# Dimensions of 2D Artworks in MoMA

Here, I am trying to visualize the different dimensions of artworks that can be found in MoMA. For this small exercise, I'll be taking Drawings, Paintings, and Photographs as my 2D Artworks.

*(Note: There are numerous assumptions that were done in the creation of the visualization, I will try my best to elaborate them as we go.)*

In [None]:
# Import modules
import pandas as pd
import numpy as np
import matplotlib.pylab as plt
import seaborn as sns

# Seaborn Settings
sns.set_style(style='white')

# Import data 
df = pd.read_csv("../input/artworks.csv")

From here, we can see all the different Classifications in the artworks file. From here, I will be choosing the row values `Drawing,` `Painting,` and `Photograph`. 

In [None]:
df.Classification.unique()

What I'll do is create different dataframes for each of these categories, and concatenate them in one dataframe `df_2D`. 

In [None]:
# Get all works in 2D
# Design, Drawing, Painting, Photograph
df_drawing = df[df['Classification'] == 'Drawing']
df_painting = df[df['Classification'] == 'Painting']
df_photo = df[df['Classification'] == 'Photograph']


# Concatenate all of artworks
all_2D = [df_painting, df_drawing, df_photo]
df_2d = pd.concat(all_2D,axis=0,ignore_index=True)

We can then see the different columns that are in the `df_2D` dataframe.
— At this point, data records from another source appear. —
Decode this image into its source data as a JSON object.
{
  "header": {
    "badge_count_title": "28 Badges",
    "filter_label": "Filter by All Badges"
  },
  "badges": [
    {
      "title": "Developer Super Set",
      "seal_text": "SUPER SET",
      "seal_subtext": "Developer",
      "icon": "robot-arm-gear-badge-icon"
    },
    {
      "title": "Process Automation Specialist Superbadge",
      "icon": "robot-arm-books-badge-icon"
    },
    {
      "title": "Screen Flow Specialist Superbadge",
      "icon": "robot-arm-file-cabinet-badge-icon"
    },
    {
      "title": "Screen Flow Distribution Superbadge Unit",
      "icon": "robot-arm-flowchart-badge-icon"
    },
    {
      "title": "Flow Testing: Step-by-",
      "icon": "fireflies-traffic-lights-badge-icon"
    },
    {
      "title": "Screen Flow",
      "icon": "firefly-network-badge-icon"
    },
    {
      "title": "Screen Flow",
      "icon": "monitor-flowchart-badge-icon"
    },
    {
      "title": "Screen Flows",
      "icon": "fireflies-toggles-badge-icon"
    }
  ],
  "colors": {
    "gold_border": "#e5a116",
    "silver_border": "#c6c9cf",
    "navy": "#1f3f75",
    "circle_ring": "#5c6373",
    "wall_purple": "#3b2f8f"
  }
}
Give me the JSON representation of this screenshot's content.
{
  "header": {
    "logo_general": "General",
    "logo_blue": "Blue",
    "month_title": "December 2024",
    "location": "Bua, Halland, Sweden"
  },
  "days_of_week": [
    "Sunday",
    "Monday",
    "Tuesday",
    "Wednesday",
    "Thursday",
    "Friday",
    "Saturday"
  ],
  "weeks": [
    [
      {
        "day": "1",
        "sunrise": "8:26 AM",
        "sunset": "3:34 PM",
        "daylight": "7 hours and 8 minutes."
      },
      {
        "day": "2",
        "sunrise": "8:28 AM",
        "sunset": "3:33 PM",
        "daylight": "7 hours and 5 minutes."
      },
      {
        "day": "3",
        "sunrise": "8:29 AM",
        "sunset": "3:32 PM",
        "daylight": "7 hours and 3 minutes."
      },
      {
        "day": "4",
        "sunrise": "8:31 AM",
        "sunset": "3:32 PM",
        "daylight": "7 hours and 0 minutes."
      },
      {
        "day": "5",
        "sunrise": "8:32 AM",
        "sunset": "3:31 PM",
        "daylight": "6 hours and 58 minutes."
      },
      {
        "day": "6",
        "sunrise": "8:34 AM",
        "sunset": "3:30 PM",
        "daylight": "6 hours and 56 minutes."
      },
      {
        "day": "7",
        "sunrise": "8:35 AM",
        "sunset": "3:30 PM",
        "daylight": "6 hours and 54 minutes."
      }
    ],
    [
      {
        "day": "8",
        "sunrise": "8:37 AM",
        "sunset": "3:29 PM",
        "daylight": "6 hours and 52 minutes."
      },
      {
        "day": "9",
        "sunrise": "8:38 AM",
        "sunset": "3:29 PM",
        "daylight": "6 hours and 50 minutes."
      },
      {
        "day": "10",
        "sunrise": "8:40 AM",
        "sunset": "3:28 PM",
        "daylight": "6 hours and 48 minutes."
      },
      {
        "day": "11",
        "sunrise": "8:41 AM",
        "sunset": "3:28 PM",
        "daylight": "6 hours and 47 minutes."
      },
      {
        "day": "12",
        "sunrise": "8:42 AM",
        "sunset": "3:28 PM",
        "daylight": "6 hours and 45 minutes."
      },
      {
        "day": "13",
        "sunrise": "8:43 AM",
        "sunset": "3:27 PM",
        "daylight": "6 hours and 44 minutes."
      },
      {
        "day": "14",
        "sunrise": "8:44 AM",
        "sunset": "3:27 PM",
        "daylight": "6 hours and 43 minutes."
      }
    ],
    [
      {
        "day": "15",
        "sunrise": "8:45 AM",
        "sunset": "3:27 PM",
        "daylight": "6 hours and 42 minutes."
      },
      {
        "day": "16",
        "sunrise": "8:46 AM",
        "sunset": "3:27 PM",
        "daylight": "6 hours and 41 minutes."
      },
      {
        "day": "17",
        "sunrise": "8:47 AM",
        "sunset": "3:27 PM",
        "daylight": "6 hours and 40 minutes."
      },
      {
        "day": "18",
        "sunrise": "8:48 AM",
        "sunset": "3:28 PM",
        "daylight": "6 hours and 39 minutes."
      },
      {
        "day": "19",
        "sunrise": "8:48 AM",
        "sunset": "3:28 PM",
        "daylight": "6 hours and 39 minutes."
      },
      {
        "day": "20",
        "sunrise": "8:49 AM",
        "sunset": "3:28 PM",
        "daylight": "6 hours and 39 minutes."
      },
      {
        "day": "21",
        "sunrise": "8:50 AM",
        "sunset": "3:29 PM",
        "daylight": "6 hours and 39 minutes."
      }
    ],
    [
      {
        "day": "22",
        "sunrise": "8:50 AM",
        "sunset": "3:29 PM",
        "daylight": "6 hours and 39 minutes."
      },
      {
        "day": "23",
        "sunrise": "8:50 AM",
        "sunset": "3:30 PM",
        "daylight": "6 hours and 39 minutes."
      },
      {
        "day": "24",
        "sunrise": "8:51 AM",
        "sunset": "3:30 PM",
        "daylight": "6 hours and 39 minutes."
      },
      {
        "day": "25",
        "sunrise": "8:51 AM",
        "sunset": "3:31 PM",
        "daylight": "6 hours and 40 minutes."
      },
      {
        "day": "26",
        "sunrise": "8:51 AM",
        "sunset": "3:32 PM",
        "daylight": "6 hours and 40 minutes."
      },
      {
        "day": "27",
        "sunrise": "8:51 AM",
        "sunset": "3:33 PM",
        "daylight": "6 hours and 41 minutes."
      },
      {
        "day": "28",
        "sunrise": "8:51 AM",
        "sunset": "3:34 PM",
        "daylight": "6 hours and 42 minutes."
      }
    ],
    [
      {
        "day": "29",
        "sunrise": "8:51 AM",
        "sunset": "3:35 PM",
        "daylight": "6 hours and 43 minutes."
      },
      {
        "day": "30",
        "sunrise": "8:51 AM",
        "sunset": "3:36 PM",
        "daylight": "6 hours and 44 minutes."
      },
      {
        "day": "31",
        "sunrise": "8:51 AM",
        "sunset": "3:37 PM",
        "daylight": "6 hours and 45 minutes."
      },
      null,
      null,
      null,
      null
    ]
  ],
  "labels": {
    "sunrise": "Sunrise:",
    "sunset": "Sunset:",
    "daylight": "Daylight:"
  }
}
Here, I only need the Height and Width. So I'll be dropping all the others except for this (and the Name of the artwork).

In [None]:
df_2d.info()

As you will see, I will also be dropping some rows with `NaN` from the compiled dataframe. This means that artworks that have missing information (without height or width, even if they're 2D) will be dropped. 

In [None]:
# Drop some columns except Classification, Height, and Width
df_2d = df_2d[['Title', 'Classification', 'Height (cm)', 'Width (cm)']]
df_2d = df_2d.rename(columns={'Height (cm)': 'height', 'Width (cm)': 'width'})

# Remove artworks with NaN
df_2d = df_2d.dropna()

In [None]:
# Plot 
ratio =  np.log10(df_2d['height'])/np.log10(df_2d['width'])
width = np.log10(df_2d['width'])

# 4/3
four_thirds = np.log10(4)/np.log10(3)
three_fourths = np.log10(3)/np.log10(4)


In [None]:
h = plt.scatter(width,ratio, alpha=0.02, c='c')
plt.axhline(y=1.0, color='k', linestyle='-',linewidth=0.75,label='Square')
plt.axhline(y=four_thirds, color='r', linestyle='-',linewidth=0.75,label='4x3')
plt.axhline(y=three_fourths, color='r', linestyle='-',linewidth=0.75)
plt.xlim((0.5,3.5))
plt.ylim((0.6,1.4))
plt.title("Dimensions of 2D Artworks in MoMA")
plt.xlabel('Width (cm) [log scale]')
plt.ylabel('Height/Width')
plt.legend()
plt.show()